Our experiments revealed that neutrophil trafficking in NOX4-deficient grafts phenocopies our findings in lungs that lack expression of TLR4 on vascular endothelial cells. NOX4 is a member of the NOX family of enzymes, whose primary function is the generation of reactive oxygen species. NOX4 is the most abundant NOX homolog in endothelial cells, and its expression can be induced during ischemia (63, 64). Consistent with previous reports, we found that inhibition of TLR4 signaling can decrease the expression of NOX4 (65, 66). In addition, TLR4 signaling can trigger the production of reactive oxygen species and activation of NF-κB through direct binding to NOX4 (26, 66). Thus, it is possible that TLR4 drives both protein expression and activity of NOX4 in injured lungs. Down-regulation of NOX4 in human aortic endothelial cells prevents the generation of reactive oxygen species following activation with a TLR4 agonist, resulting in decreased expression levels of ICAM-1 and reduced adhesion of monocytes (27). Thus, our data suggest that endogenous ligands that are released from dying graft cells due to necroptosis interact with various lung-resident and lung-infiltrating cell populations and induce inflammatory responses. We propose that TLR4/NOX4-dependent activation of endothelial cells promotes neutrophil adhesion to the vessel wall, thereby mediating a step in their recruitment cascade downstream of donor nonclassical monocytes and upstream of recipient classical monocytes and donor macrophages (14, 16, 25).
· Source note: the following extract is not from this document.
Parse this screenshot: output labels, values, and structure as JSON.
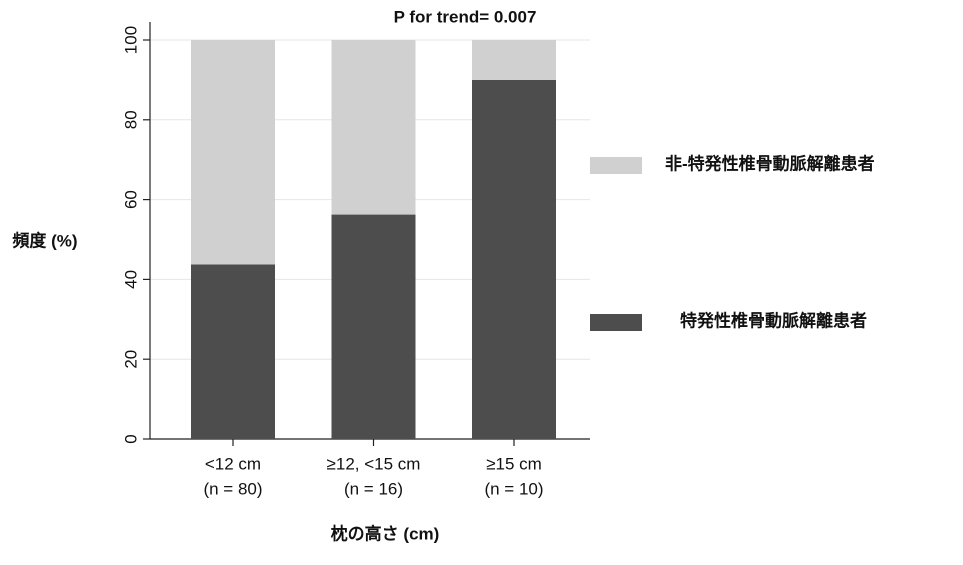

In conclusion, our work has identified important regulators of neutrophil recruitment to lungs that are subjected to ischemia reperfusion injury. Our observations lend support to the notion that cues that orchestrate leukocyte trafficking during inflammation differ between various tissues and organs. As neutrophils are critical mediators of primary graft dysfunction after lung transplantation, these findings provide therapeutic targets for a morbid condition that is currently only amenable to supportive care. Ex vivo lung perfusion provides an opportunity to target these pathways in the donor graft prior to transplantation (67).

Materials and Methods

Mice.

C57BL/6 (B6) wildtype, B6 TLR4-deficient, B6 NOX4-deficient, B6 Tie2-Cre mice, Nr4a1-deficient, and Nr4a1-GFP mice were purchased from The Jackson Laboratories (68). B6 LysM-GFP mice were originally obtained from Klaus Ley (Scripps) and provided by M. Miller (Washington University, St. Louis, MO). B6 TLR4fl/fl mice were obtained from Timothy Billiar (University of Pittsburgh, Pittsburgh, PA) and RIPK3-deficient mice from Genentech. B6 TLR4fl/fl mice were crossed with B6 Tie2-Cre mice to generate animals that lacked TLR4 on endothelial cells (referred to as Tie2-Cre;TLR4), as previously described (21). In some experiments, animals were treated with anti-mouse Ly6G (clone 1A8) or rat IgG2a isotype control antibodies (Bio-X-Cell) (500 µg 24 h before and 250 µg immediately before transplantation). Some animals received necrostatin-1 (Nec-1) (4 mg/kg body weight intravenously 1 h before and 2 h after reperfusion) (Millipore Sigma) or recombinant DNase-1 (10 μg/g body weight 1 h before and 2 h after reperfusion) (Millipore Sigma). For all experiments, 6- to 8-wk-old male and female mice were used. Donor and recipient mice were gender-matched for all transplants. All animal procedures were approved by the Animal Studies Committee at Washington University School of Medicine. Animals received humane care in compliance with the Guide for the Care and Use of Laboratory Animals (69) prepared by the National Academy of Sciences and published by the NIH and the “Principles of laboratory animal care” formulated by the National Society for Medical Research.

Human Samples.

Pulmonary graft samples were obtained during clinical lung transplants at the conclusion of cold ischemic storage in Perfadex solution and ∼2 h after reperfusion. Tissue was fixed in 4% paraformaldehyde and then processed for immunostaining. Human protocols were approved by the Institutional Review Board at Washington University School of Medicine. Study subjects signed an informed consent.

Lung Transplantation.

Orthotopic left vascularized lung transplants were performed as previously described (70). Grafts were stored in low-potassium dextran glucose for either 60 min at 4 °C or 60 min at 4 °C with an additional 45 min at 28 °C prior to transplantation.